私が恐れていたのは、時間の隔たりと感情が引き起こす記憶の歪みだった。その時に、忘却が始まってしまうことになる。野宮が見つからないまま、時間だけは過ぎていった。
…(中略)記憶の痛みだけではなく、距離に向けられた罪悪感。その輪郭を指でなぞって確かめて、野宮の時間と向かい合う。その時、私は初めて心から彼の死を、還ることのできないことに哀しみと苦しみを感じた。
少しずつ薄れていく記憶ではなく、少しずつ人々から忘れられていくその隔たりが怖くて自分の中の記憶に蓋をしていたことに気が付きます。
9年後に突然現れた野宮もわかってはいます。トリュフ犬が拾った貝殻は、野宮にとっては野宮の場所をつなぐもので、痛みの籠った記憶のモノでした。これでやっと野宮は故郷に帰れることも。
これでやっと、私も野宮の死を受けいることができました。

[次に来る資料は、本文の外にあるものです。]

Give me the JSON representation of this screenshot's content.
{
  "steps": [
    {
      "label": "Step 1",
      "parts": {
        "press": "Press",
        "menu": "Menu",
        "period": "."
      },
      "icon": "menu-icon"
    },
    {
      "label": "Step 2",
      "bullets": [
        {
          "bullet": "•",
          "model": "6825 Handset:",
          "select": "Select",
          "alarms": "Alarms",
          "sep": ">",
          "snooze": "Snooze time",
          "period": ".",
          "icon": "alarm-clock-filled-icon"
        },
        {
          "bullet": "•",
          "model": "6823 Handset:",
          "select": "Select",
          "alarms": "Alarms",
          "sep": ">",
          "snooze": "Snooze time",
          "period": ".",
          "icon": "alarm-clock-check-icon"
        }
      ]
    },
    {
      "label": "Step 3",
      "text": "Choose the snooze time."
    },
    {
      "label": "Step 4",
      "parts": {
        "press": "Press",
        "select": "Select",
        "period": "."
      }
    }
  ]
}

その情景はとても静かで穏やかなものでした。
この情景が恐ろしく静かに、静謐に淡々と語られています。本当にこの著者が次に見せる作品って一体何になるのやら、と本当に心配になります。
デビュー作なのに、なんだか出来過ぎている。
■最後に
2021年の芥川賞受賞作です。恐ろしいデビュー作でもあります。今後の活躍が楽しみな方でもあります。
今この世界と過去を静かに織り交ぜながら展開されていく、時間と記憶の物語です。